Friday was forecast to be beyond scorching but I had agreed to meet up with Carl for a country amble so I had to plan a suitable location to escape the searing heat. I discovered last time that Carl had never seen a snake in the UK so I chose Fackenden as my starting point and investigated the maps and suspected that a woodland edge and meadow circuit was possible albeit with some degree of elevation!
It was already 23c when we met at 8am and a quick look for the Adders got the day off to a blingding start with three basking on the wood pile as the sun had just reached the timbers. We stood quietly and enjoyed the sight before backing away and leaving them in peace.
The main slope was still in shadow but there were already butterflies about as we headed up the main path and south along the escarpment. The view to the south west was superb and was not spoilt by the distant motorway drone. The upper slopes were sun-kissed and literally quivering with butterflies. Hundreds of Chalk Hill Blues flickered low over the grass, alternating between grey and electric blue and Gatekeepers, Common Blues, Marbled Whites and Meadow Browns danced amongst them. I am not sure Carl had ever seen anything quite like it.
|Chalk Hill Blue|
|Chalk Hill Blue|
Brown and Migrant Hawkers patrolled and I found a nice fat Volucella inanis on the Small Scabious which I do not think I had identified amongst the more robust, bigger leaved Field Scabious till today.
The path took us into a patch of wood with Nuthatches and Bullfinches before popping out onto Rowdow Lane which we followed a short way though the leafy lane until we rejoined the footpath between Paine’s Farm and Yarrow filled paddock. This popped out into a wonderful meadow full of tall grasses, Knapweed and Hogweed and I found a few Grasshoppers and a big Hornet hunting down a fenceline.
We entered into the cool dappled light of a Beech hanger and out of the heat before popping out into a delightful hanging valley of meadows with the usual suite of flowers and insects (although no Chalk-hills here). The path went straight up the other side and through some Yews and Whitebeam before crossing a livestock meadow to Magpie Bottom.
We hung a left and then right back onto the footpath and followed it all the way up to Romney Street Farm, down a footpath lined with brambles covered in the three Whites, Peacocks, Browns and Commas.
Left at the end then right heading north with Lower Wood to our right and another hanging chalk valley below us. This one was more vegetated with Composites and Knapweed but there were still butterflies to be seen and the woodland edge was covered in my now typical flora of Wild Basil, Marjoram, two Scabious, Bedstraws and even some Harebells.
Nemophora metallica was headbanging on the Scabious blooms and we disturbed several Six Spot Burnet Moths. Down in the valley bottom four well spaced out male Yellowhammers were singing but other than the odd Bullfinch, Green Woodpecker and hweeting Chiffchaff it was ornithologically quiet.

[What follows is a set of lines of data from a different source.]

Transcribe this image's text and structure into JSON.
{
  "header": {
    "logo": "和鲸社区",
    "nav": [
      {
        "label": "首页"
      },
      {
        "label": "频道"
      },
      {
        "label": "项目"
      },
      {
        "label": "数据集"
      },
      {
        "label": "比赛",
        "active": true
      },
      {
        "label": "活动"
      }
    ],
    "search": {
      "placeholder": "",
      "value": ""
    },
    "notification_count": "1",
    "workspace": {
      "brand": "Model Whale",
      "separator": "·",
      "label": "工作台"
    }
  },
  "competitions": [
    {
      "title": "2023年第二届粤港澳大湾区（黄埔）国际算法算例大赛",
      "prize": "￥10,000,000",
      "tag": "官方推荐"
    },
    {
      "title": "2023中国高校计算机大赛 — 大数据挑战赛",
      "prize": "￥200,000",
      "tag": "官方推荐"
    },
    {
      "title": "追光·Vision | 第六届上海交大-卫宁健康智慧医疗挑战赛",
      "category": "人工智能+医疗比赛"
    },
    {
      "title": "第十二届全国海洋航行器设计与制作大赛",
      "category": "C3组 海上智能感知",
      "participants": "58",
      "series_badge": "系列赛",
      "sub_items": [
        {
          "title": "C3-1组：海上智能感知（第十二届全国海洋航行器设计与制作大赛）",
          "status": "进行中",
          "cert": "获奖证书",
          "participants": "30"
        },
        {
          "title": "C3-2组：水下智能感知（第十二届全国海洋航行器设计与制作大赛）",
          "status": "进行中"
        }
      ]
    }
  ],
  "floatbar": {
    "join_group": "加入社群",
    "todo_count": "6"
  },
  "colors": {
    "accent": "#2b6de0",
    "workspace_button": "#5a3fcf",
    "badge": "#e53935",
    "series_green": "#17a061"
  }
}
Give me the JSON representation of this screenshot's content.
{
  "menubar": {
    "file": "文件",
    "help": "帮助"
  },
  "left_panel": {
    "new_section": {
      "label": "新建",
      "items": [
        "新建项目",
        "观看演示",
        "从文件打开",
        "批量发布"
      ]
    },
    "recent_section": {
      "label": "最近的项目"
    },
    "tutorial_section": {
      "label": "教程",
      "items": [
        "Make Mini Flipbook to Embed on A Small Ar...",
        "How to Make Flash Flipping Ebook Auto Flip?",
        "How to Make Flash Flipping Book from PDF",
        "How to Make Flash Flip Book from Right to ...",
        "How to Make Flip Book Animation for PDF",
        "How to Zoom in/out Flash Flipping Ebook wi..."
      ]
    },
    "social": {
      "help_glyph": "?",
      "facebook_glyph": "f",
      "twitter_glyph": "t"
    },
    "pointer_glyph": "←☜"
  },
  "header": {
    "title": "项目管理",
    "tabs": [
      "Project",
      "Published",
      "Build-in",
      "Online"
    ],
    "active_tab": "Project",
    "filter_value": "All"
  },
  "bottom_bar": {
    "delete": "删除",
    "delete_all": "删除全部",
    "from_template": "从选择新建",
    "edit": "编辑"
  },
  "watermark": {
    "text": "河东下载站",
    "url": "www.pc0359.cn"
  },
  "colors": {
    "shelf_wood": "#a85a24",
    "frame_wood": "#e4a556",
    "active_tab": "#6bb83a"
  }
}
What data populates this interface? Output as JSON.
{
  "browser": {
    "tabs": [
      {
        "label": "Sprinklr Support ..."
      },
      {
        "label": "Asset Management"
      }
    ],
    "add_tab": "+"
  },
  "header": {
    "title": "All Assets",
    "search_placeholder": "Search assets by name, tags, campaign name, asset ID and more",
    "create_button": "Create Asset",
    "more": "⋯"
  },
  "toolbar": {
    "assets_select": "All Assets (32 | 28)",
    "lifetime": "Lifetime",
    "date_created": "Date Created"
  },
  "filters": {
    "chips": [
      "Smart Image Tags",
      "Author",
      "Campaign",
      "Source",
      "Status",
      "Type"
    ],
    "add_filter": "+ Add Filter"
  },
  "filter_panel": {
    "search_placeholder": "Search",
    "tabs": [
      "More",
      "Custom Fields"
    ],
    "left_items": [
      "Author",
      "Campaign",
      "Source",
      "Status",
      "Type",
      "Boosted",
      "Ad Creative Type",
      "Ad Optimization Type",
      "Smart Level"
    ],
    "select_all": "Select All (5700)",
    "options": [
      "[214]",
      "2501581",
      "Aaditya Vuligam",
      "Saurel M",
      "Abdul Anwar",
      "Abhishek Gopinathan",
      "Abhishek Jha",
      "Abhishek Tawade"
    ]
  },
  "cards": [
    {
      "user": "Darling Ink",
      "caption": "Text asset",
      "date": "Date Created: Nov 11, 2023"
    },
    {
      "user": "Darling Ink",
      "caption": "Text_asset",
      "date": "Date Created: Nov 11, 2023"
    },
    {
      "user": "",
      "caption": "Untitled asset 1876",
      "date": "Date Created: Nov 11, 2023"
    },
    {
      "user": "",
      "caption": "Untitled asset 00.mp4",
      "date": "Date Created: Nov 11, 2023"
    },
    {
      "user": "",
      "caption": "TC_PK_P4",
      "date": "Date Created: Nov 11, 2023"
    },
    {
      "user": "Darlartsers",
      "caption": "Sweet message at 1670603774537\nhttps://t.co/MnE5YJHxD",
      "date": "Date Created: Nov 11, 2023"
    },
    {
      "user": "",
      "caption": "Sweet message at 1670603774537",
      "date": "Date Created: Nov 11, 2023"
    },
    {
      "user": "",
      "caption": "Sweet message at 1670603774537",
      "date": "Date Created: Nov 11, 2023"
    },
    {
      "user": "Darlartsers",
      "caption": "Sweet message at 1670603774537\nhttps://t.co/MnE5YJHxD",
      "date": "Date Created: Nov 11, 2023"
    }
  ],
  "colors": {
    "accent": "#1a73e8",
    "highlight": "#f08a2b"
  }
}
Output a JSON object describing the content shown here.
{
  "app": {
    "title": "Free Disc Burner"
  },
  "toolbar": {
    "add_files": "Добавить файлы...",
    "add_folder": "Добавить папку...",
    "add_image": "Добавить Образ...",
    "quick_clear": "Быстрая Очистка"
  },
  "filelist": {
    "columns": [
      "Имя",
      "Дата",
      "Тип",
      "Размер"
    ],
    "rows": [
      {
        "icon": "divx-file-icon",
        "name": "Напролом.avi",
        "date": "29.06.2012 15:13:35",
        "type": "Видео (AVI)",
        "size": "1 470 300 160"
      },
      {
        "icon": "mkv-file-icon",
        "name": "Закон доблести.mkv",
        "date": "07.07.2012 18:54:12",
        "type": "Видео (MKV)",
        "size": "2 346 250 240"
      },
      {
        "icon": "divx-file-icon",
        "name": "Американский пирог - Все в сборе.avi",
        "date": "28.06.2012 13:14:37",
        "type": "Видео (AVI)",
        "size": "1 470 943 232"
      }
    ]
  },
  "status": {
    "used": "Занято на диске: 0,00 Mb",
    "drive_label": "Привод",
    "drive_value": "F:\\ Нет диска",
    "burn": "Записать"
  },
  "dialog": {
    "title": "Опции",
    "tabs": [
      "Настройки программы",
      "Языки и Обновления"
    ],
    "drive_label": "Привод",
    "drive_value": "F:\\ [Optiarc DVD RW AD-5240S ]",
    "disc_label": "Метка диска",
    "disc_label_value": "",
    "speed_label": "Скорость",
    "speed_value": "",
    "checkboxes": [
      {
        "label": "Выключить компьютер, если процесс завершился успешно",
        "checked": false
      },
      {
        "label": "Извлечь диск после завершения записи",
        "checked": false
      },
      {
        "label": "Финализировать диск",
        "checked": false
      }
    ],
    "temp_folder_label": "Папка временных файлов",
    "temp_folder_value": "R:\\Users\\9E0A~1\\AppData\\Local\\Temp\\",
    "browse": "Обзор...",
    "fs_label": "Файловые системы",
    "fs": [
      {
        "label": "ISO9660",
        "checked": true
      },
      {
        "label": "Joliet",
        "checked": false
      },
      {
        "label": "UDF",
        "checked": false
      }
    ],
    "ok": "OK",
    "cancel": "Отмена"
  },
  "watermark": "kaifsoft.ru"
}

Sunlight was streaming into a clearing up in the wood so we went to investigate. It was head high in Thistle and Ragwort and full of more dancing Butterflies and Hoverflies amongst the swirling Thistle down that was caught in the eddies circulating within. The heat was astonishing.
It was at this point that Carl found the object of the day – the empty shell of a Roman Snail. It was a real biggy and was still worthy of a portrait. I have yet to see a live one it the UK but it is nice to know that they are still out there.
|ex Roman Snail|
The views to the north and north west were huge with the whole London Cityscape spread out from the Erith Church steeple and Oilworks tower, the cranes over the piece of Fords’ being ‘housed’, the three Ford’s wind turbines, Highfield Tower in Collier Row, the Isle of Dogs, City, Shard and even what I am sure is St Pauls in the far left of the last image at 19 miles away with Joydens Wood in the foreground where we walked on the 16th June.
The maps says that we were looking down on a golf course but I am now very sure that it has been left to revert to downland and scrub. After descending off the slope via a leafy tunnel we then climbed again steeply, following an intriguing sign to the Pilcher Monument which is infact a large stone to commemorate the life of Percy Sinclair Pilcher and his pioneering work into aviation at the end of the 19th Century.
We may have been forced at this point to take a slightly unofficial route to regain the footpath but at this point we had only seen three people all morning! It entered the relative cool of the trees again before a steep stepped ascent back up to the ridge line and a lovely Red Clover meadow before wending its way through Dunstall Wood with its bolt upright Beeches, Oaks, Gean and Ash. They were all mighty trees with a rich understorey of Hazel, Yew, Hawthorn and Holly but it was now so hot that they were preternaturally quiet as be began the final route down to rejoin Fackenden Lane and the cars baking in the sun.
|Phyomyza pastinacae on Hogweed - courtesy of Antony Wren as usual! oh and a fly not a moth|
|Stigmella floslactella on Hazel|
It was a little after half eleven when we got back but the cars were reading in the low thirties already so we decided that we had had enough exercise for the day and went our separate ways towards lunch and a cold beer.